The coronavirus recession only lasted 2 months, the shortest downturn in US history
- The National Bureau of Economic Research wrote that the recession only lasted from February to April last year.
- NBER noted that this makes it the shortest US recession on record.
- The economy is still recovering from the almost 20.7 million jobs lost in April 2020.
The National Bureau of Economic Research wrote in an announcement on July 19 that the pandemic recession only lasted two months, from February 2020 to April 2020. That makes this the shortest recession in US history.
NBER added in its announcement that the previous shortest recession, between January 1980 and July 1980, was six months long.
NBER defines a recession usually as "a decline in economic activity that lasts more than a few months."
But the pandemic was a unusual situation.
"The recent downturn had different characteristics and dynamics than prior recessions," NBER wrote. "Nonetheless, the committee concluded that the unprecedented magnitude of the decline in employment and production, and its broad reach across the entire economy, warranted the designation of this episode as a recession, even though the downturn was briefer than earlier contractions."
As seen in the following chart, the US lost over 20.6 million jobs in April 2020 alone and a total of over 22 million in March and April together.

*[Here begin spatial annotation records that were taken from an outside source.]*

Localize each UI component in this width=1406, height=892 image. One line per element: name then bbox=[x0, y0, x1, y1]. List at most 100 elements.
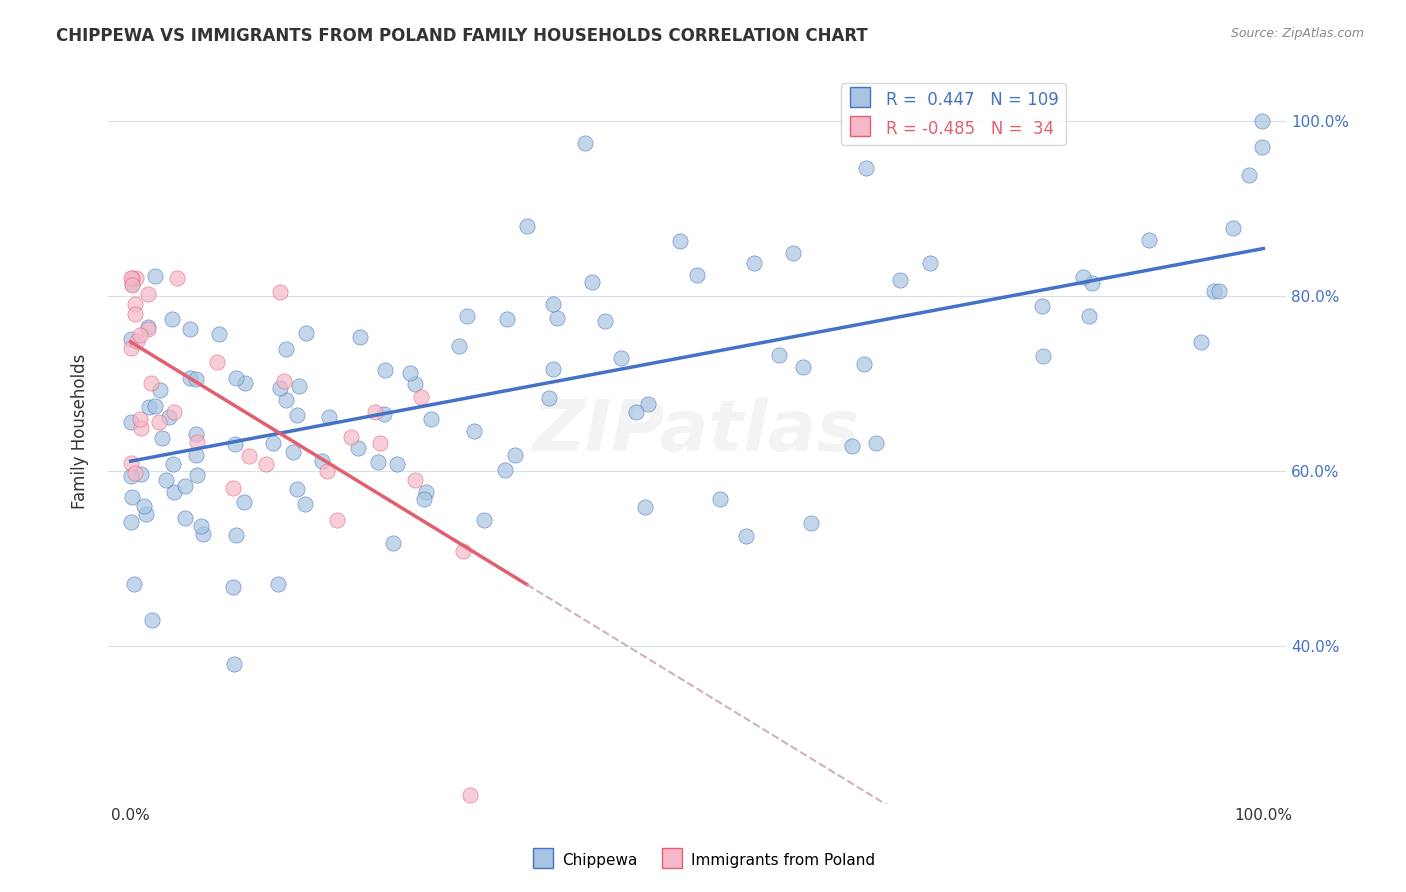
Point bbox=[415, 484, 437, 499]
Point bbox=[855, 161, 877, 175]
Point bbox=[120, 415, 142, 429]
Point bbox=[138, 287, 160, 301]
Point bbox=[285, 408, 308, 422]
Point bbox=[865, 435, 887, 450]
Point bbox=[1031, 349, 1053, 363]
Point bbox=[373, 407, 395, 421]
Point bbox=[120, 469, 142, 483]
Point bbox=[472, 513, 495, 527]
Point bbox=[269, 285, 291, 299]
Y-axis label: Family Households: Family Households bbox=[72, 354, 89, 509]
Point bbox=[800, 516, 823, 530]
Point bbox=[125, 271, 148, 285]
Point bbox=[792, 359, 814, 374]
Point bbox=[274, 393, 297, 408]
Point bbox=[841, 439, 863, 453]
Point bbox=[382, 536, 405, 550]
Point bbox=[186, 468, 208, 483]
Point bbox=[1251, 114, 1274, 128]
Point bbox=[186, 448, 208, 462]
Point bbox=[120, 341, 142, 355]
Point bbox=[411, 390, 433, 404]
Point bbox=[340, 430, 363, 444]
Point bbox=[1202, 285, 1225, 299]
Point bbox=[141, 613, 163, 627]
Point bbox=[224, 437, 246, 451]
Point bbox=[173, 479, 195, 493]
Point bbox=[404, 473, 426, 487]
Point bbox=[124, 307, 146, 321]
Point bbox=[163, 405, 186, 419]
Point bbox=[143, 399, 166, 413]
Point bbox=[742, 256, 765, 270]
Point bbox=[238, 449, 260, 463]
Point bbox=[155, 473, 177, 487]
Point bbox=[1031, 299, 1053, 313]
Point bbox=[149, 383, 172, 397]
Point bbox=[920, 256, 942, 270]
Point bbox=[267, 576, 290, 591]
Point bbox=[160, 312, 183, 326]
Point bbox=[127, 334, 149, 349]
Point bbox=[709, 491, 731, 506]
Point bbox=[316, 463, 339, 477]
Point bbox=[494, 463, 516, 477]
Point bbox=[233, 495, 256, 509]
Point bbox=[456, 310, 478, 324]
Point bbox=[1237, 168, 1260, 182]
Point bbox=[374, 362, 396, 376]
Point bbox=[136, 319, 159, 334]
Point bbox=[581, 275, 603, 289]
Point bbox=[349, 330, 371, 344]
Point bbox=[225, 528, 247, 542]
Point bbox=[889, 273, 911, 287]
Point bbox=[262, 436, 284, 450]
Point bbox=[222, 581, 245, 595]
Point bbox=[184, 427, 207, 442]
Point bbox=[186, 372, 208, 386]
Point bbox=[129, 467, 152, 482]
Point bbox=[285, 482, 308, 496]
Point bbox=[368, 435, 391, 450]
Point bbox=[541, 362, 564, 376]
Point bbox=[516, 219, 538, 233]
Point bbox=[139, 376, 162, 391]
Point bbox=[1077, 310, 1099, 324]
Point bbox=[129, 327, 152, 342]
Point bbox=[179, 371, 201, 385]
Point bbox=[610, 351, 633, 365]
Point bbox=[1222, 221, 1244, 235]
Point bbox=[852, 358, 875, 372]
Point bbox=[387, 457, 409, 471]
Point bbox=[208, 326, 231, 341]
Point bbox=[399, 366, 422, 380]
Point bbox=[295, 326, 318, 340]
Point bbox=[162, 457, 184, 471]
Point bbox=[129, 421, 152, 435]
Point bbox=[326, 513, 349, 527]
Point bbox=[546, 311, 568, 326]
Point bbox=[288, 379, 311, 393]
Point bbox=[633, 500, 655, 514]
Point bbox=[404, 377, 426, 392]
Point bbox=[136, 322, 159, 336]
Point bbox=[735, 529, 758, 543]
Point bbox=[186, 435, 208, 450]
Point bbox=[148, 415, 170, 429]
Point bbox=[124, 297, 146, 311]
Point bbox=[191, 527, 214, 541]
Point bbox=[626, 405, 648, 419]
Point bbox=[669, 234, 692, 248]
Point bbox=[537, 391, 560, 405]
Point bbox=[1137, 233, 1160, 247]
Point bbox=[574, 136, 596, 151]
Text: Source: ZipAtlas.com: Source: ZipAtlas.com bbox=[1230, 27, 1364, 40]
Point bbox=[541, 297, 564, 311]
Point bbox=[782, 246, 804, 260]
Point bbox=[233, 376, 256, 391]
Point bbox=[222, 481, 245, 495]
Point bbox=[173, 511, 195, 525]
Point bbox=[129, 411, 152, 425]
Point bbox=[254, 457, 277, 471]
Point bbox=[449, 339, 471, 353]
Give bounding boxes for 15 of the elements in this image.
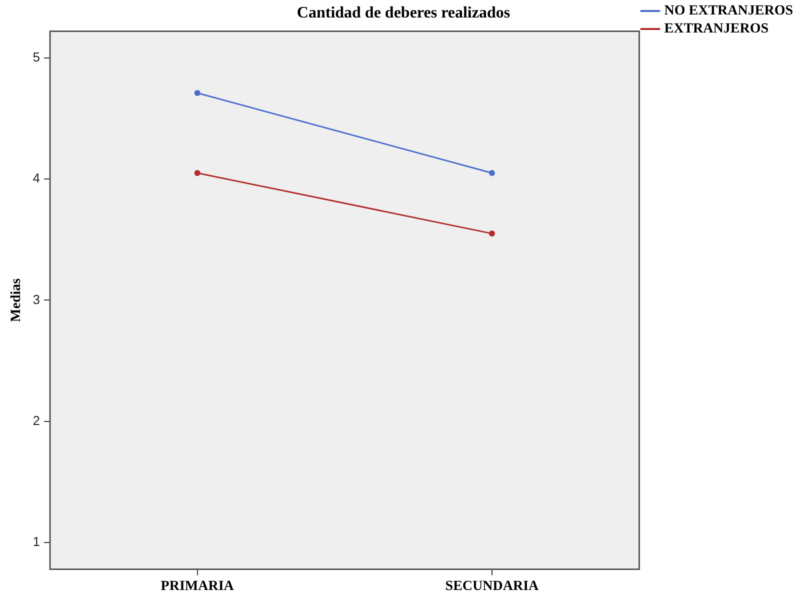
- x-tick-label: SECUNDARIA: [445, 579, 540, 594]
- point: [488, 170, 495, 176]
- point: [194, 90, 200, 96]
- point: [194, 170, 200, 176]
- y-tick-label: 1: [32, 534, 40, 550]
- chart-title: Cantidad de deberes realizados: [296, 4, 510, 22]
- legend-label: EXTRANJEROS: [664, 22, 769, 37]
- y-tick-label: 5: [32, 49, 40, 64]
- y-tick-label: 3: [32, 292, 40, 307]
- y-axis-title: Medias: [9, 278, 24, 322]
- legend-label: NO EXTRANJEROS: [664, 4, 794, 19]
- point: [488, 230, 495, 237]
- y-tick-label: 2: [32, 412, 40, 428]
- y-tick-label: 4: [32, 170, 40, 186]
- x-tick-label: PRIMARIA: [160, 579, 235, 594]
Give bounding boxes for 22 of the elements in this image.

The unemployment rate also spiked in April to 14.8%, 11.3 percentage points higher than the rate in February 2020, as employees were furloughed or laid off early on in the pandemic.

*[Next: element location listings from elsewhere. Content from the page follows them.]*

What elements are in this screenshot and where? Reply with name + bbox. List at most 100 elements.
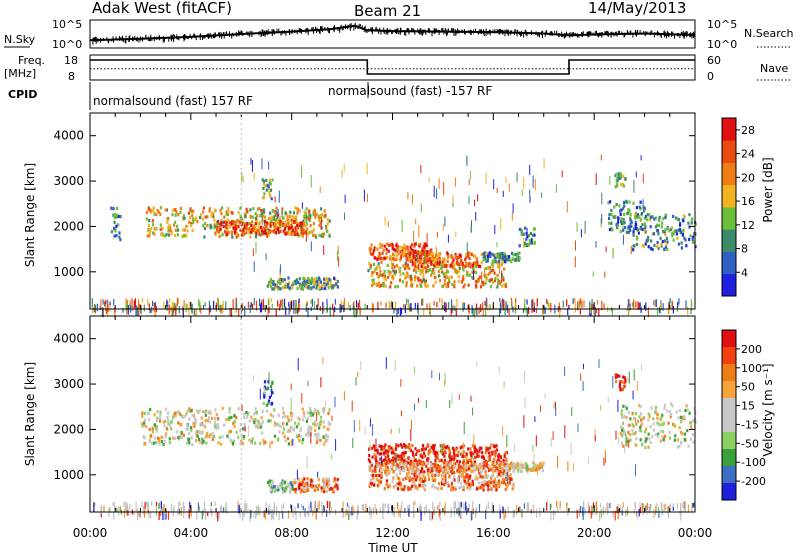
echo-cell: [295, 282, 297, 285]
streak-cell: [417, 253, 418, 263]
clutter-cell: [386, 303, 387, 308]
streak-cell: [527, 228, 528, 237]
echo-cell: [231, 236, 233, 239]
nsky-point: [606, 31, 607, 34]
nsky-point: [587, 32, 588, 36]
echo-cell: [300, 429, 302, 432]
echo-cell: [458, 451, 460, 454]
clutter-cell: [172, 309, 173, 317]
echo-cell: [310, 224, 312, 227]
noise-tick-hi-right: 10^5: [707, 18, 737, 31]
echo-cell: [177, 229, 179, 232]
echo-cell: [503, 470, 505, 473]
echo-cell: [420, 256, 422, 259]
echo-cell: [288, 226, 290, 229]
nsky-point: [223, 32, 224, 36]
echo-cell: [446, 462, 448, 465]
echo-cell: [496, 285, 498, 288]
nsky-point: [459, 30, 460, 34]
nsky-point: [511, 31, 512, 33]
echo-cell: [274, 435, 276, 438]
echo-cell: [263, 192, 265, 195]
echo-cell: [328, 286, 330, 289]
nsky-point: [362, 25, 363, 29]
nsky-point: [592, 33, 593, 35]
nsky-point: [454, 31, 455, 35]
echo-cell: [456, 460, 458, 463]
nsky-point: [607, 33, 608, 36]
echo-cell: [295, 491, 297, 494]
clutter-cell: [171, 504, 172, 513]
clutter-cell: [645, 302, 646, 310]
echo-cell: [661, 414, 663, 417]
streak-cell: [497, 242, 498, 247]
streak-cell: [402, 220, 403, 232]
echo-cell: [238, 211, 240, 214]
echo-cell: [481, 462, 483, 465]
echo-cell: [291, 221, 293, 224]
echo-cell: [244, 229, 246, 232]
echo-cell: [154, 233, 156, 236]
clutter-cell: [179, 306, 180, 313]
echo-cell: [199, 441, 201, 444]
echo-cell: [488, 459, 490, 462]
echo-cell: [440, 487, 442, 490]
echo-cell: [159, 413, 161, 416]
echo-cell: [320, 420, 322, 423]
echo-cell: [471, 483, 473, 486]
echo-cell: [285, 439, 287, 442]
echo-cell: [475, 271, 477, 274]
echo-cell: [261, 416, 263, 419]
echo-cell: [489, 446, 491, 449]
nsky-point: [599, 32, 600, 36]
clutter-cell: [647, 503, 648, 510]
echo-cell: [653, 422, 655, 425]
clutter-cell: [444, 302, 445, 311]
echo-cell: [381, 274, 383, 277]
echo-cell: [532, 234, 534, 237]
echo-cell: [460, 254, 462, 257]
streak-cell: [254, 173, 255, 181]
echo-cell: [279, 287, 281, 290]
clutter-cell: [253, 512, 254, 518]
echo-cell: [216, 226, 218, 229]
nsky-point: [619, 31, 620, 35]
echo-cell: [621, 429, 623, 432]
echo-cell: [620, 217, 622, 220]
echo-cell: [461, 280, 463, 283]
echo-cell: [385, 252, 387, 255]
echo-cell: [149, 232, 151, 235]
echo-cell: [272, 481, 274, 484]
echo-cell: [429, 268, 431, 271]
echo-cell: [259, 442, 261, 445]
streak-cell: [367, 194, 368, 202]
echo-cell: [684, 238, 686, 241]
colorbar-tick-label: 8: [741, 243, 748, 256]
echo-cell: [471, 253, 473, 256]
echo-cell: [651, 435, 653, 438]
nsky-point: [405, 31, 406, 36]
streak-cell: [439, 178, 440, 189]
echo-cell: [264, 216, 266, 219]
echo-cell: [648, 245, 650, 248]
clutter-cell: [456, 309, 457, 316]
cpid-label-2: normalsound (fast) -157 RF: [328, 84, 492, 98]
echo-cell: [489, 455, 491, 458]
nsky-point: [578, 35, 579, 38]
echo-cell: [441, 264, 443, 267]
echo-cell: [435, 454, 437, 457]
nsky-point: [173, 37, 174, 41]
echo-cell: [250, 224, 252, 227]
echo-cell: [206, 224, 208, 227]
echo-cell: [337, 487, 339, 490]
echo-cell: [289, 489, 291, 492]
echo-cell: [317, 433, 319, 436]
echo-cell: [630, 213, 632, 216]
echo-cell: [685, 244, 687, 247]
streak-cell: [252, 160, 253, 172]
echo-cell: [266, 189, 268, 192]
nsky-point: [470, 30, 471, 34]
echo-cell: [203, 235, 205, 238]
echo-cell: [410, 260, 412, 263]
echo-cell: [499, 282, 501, 285]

The US is slowly recovering from these job cuts and has mainly seen monthly employment gains since summer 2020. However, nonfarm payrolls are still down about 6.8 million jobs from their February 2020 level before the pandemic. The US added 850,000 nonfarm payroll jobs in June, and the unemployment rate is still higher than the pre-pandemic rate at 5.9% as of June 2021.
The US is still recovering, and NBER notes that periods of expansion don't always mean robust economic activity.
"Economic activity is typically below normal in the early stages of an expansion, and it sometimes remains so well into the expansion," NBER wrote in its announcement.